El arresto del imputado ha vuelto a poner bajo el reflector su historial criminal previo, revelando que el encausado ya contaba con antecedentes de captura y procesos en los tribunales por delitos de suma gravedad.
El caso cobra especial relevancia debido a la condición de la víctima, quien figuraba como testigo protegido dentro de la sonada investigación sobre la desaparición de Angie Peña. La aprehensión del sospechoso, originario del municipio de Santos Guardiola, se ejecutó recientemente por las fuerzas de seguridad, dando paso de inmediato a la revisión de su expediente anterior para establecer posibles patrones de conducta delictiva.
Los antecedentes policiales del imputado se remontan al año 2018, cuando fue apresado junto a otros presuntos integrantes de la estructura criminal conocida como la banda de “Alfred”.
En aquel operativo ejecutado en abril en Roatán, cuando Ávila Dilbert contaba con 22 años de edad, sobre él pesaba una orden de captura pendiente vinculada a hechos violentos registrados dos meses antes, específicamente el 14 de febrero de ese mismo año.
Durante la intervención de las autoridades en 2018, los agentes no solo concretaron la detención del sospechoso, sino que también decomisaron un vehículo tipo taxi, un arma de fuego con munición y varios envoltorios que contenían supuesta marihuana y cocaína.
En ese contexto, las fuerzas del orden procedieron a relacionar formalmente al grupo de arrestados con ilícitos vinculados al tráfico de drogas, tenencia ilegal de armas y asociación ilícita.

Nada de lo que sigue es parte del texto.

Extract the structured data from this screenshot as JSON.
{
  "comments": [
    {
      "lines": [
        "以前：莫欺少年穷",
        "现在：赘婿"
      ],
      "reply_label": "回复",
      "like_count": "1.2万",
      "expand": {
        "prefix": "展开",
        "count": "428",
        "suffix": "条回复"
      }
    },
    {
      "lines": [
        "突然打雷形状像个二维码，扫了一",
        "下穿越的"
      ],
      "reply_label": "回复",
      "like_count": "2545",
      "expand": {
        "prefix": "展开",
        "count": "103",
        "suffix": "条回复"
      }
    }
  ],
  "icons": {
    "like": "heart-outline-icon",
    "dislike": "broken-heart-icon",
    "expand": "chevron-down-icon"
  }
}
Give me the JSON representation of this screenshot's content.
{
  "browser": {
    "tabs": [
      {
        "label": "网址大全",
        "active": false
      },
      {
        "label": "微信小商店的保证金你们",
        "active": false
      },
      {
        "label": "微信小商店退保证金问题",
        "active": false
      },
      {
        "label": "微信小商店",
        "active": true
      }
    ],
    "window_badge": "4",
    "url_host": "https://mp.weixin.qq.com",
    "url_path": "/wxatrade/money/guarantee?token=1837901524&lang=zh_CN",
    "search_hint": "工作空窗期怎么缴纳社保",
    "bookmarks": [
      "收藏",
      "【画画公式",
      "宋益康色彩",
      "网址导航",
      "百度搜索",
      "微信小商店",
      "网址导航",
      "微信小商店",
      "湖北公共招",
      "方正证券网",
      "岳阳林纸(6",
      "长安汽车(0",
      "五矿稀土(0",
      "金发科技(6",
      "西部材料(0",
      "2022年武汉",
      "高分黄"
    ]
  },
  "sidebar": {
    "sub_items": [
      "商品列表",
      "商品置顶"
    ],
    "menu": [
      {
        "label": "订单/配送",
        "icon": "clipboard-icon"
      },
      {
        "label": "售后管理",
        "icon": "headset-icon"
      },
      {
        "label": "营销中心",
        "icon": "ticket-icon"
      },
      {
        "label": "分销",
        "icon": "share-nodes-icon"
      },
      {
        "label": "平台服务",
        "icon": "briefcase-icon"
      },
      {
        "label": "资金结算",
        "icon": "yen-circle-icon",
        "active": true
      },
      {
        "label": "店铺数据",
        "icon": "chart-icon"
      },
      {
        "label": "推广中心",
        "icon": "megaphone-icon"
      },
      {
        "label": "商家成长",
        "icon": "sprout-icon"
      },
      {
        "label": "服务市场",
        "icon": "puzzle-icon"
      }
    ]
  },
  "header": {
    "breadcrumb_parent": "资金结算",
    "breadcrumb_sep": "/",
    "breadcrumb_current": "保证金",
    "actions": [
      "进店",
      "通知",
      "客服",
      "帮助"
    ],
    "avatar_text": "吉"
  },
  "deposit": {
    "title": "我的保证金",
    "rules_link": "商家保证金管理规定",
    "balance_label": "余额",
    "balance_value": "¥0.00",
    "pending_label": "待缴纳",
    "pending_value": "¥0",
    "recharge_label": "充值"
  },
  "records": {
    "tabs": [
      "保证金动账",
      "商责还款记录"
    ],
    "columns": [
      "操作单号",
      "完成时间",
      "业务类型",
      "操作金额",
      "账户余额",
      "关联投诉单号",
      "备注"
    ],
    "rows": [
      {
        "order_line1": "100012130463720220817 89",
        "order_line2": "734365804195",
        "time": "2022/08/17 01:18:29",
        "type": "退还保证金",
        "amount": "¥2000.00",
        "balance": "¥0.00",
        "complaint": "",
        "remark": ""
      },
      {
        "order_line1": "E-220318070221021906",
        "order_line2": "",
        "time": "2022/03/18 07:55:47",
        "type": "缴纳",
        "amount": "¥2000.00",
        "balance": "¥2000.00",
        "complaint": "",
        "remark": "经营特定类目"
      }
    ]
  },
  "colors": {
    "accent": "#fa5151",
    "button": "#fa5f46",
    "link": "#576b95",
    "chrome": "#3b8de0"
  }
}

Asimismo, la trayectoria judicial del detenido trascendió las capturas policiales y llegó a dirimirse en las salas de tribunales en La Ceiba. Documentación de la Sala de lo Constitucional del Poder Judicial refleja un expediente tramitado contra Ávila Dilbert y otros acompañantes por los supuestos delitos de violación especial y robo agravado, cometidos en perjuicio de dos personas identificadas únicamente bajo la figura de testigos protegidos.
Dentro de aquel proceso pretérito se interpusieron recursos de amparo penal que derivaron en resoluciones para garantizar la protección de las víctimas y evitar su revictimización durante la evacuación de las diligencias.
No obstante, las autoridades judiciales y policiales han aclarado que los antecedentes registrados en 2018 no constituyen por sí mismos una prueba automatizada de culpabilidad en relación con el atentado contra McNeil, por lo que deben ser valorados bajo el debido proceso.
En el marco de la investigación actual, las fuerzas de seguridad y el ente fiscal aseguran contar con elementos probatorios suficientes para sustentar el requerimiento acusatorio presentado contra Ávila Dilbert por el crimen del abogado.
Los equipos de investigación continúan trabajando exhaustivamente para afianzar las pruebas técnicas presentadas ante los juzgados e identificar si existen otros implicados en el hecho, tanto en calidad de autores materiales como intelectuales.